Key Highlights
- Warner Bros. Discovery secured pricing on $15 billion worth of investment-grade loans — consisting of $13 billion in dollars and €1.72 billion in euros — designed to replace temporary bridge financing connected to the Paramount Skydance transaction.
- Strong appetite from institutional lenders led to the loan package being increased twice from an initial ~$10 billion target.
- Both loan segments were priced at 99.75 cents per dollar with interest rate spreads of 2.5 percentage points over benchmark rates.
- The discount pricing offers buyers potential immediate returns, as loans are generally repaid at full value when corporate ownership transitions occur.
- This financing move precedes a much larger debt issuance of approximately $50 billion from Bank of America and Citigroup designed to support the complete $110 billion acquisition.
Warner Bros. Discovery (WBD) stock experienced a modest 0.74% increase on Wednesday following the company’s successful completion of pricing terms for a substantial $15 billion loan arrangement, paving the way for its forthcoming $110 billion acquisition of Paramount Skydance.
Warner Bros. Discovery, Inc., WBD
The financing package comprises two components: a $13 billion dollar-based segment and a €1.72 billion euro segment — equivalent to approximately $2 billion. Both portions were priced at 99.75 cents per dollar, with interest margins established at 2.5 percentage points above standard benchmark rates.
The loan amount grew significantly throughout the week. Initial discussions centered around roughly $10 billion before the size was expanded on Tuesday and subsequently increased again on Wednesday due to overwhelming interest from institutional credit investors.
The funds raised will refinance an existing $15 billion bridge loan facility — temporary capital typically deployed when major transactions require rapid financing arrangements.
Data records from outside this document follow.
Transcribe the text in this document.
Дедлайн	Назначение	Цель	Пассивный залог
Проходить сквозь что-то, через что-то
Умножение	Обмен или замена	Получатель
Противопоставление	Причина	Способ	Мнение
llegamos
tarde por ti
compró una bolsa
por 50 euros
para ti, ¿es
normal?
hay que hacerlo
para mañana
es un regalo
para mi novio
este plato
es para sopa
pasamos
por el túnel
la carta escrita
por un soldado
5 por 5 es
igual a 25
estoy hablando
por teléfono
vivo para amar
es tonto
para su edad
The JPMorgan-coordinated banking consortium acted swiftly to take advantage of attractive credit market conditions, narrowing pricing discussions on Wednesday as lender enthusiasm remained robust.
Credit markets across both U.S. and European markets are experiencing strong activity. Despite broader economic uncertainties, corporate entities — spanning both investment-grade and speculative-grade categories — continue to encounter substantial appetite for fresh debt issuances.
Attractive Short-Term Opportunity for Lenders
For participants in the loan transaction, the terms create a potentially favorable near-term investment scenario. Since loan obligations are generally settled at full face value when companies undergo ownership transitions, purchasing at 99.75 cents allows lenders to potentially secure a modest but quick profit when the Paramount acquisition reaches completion.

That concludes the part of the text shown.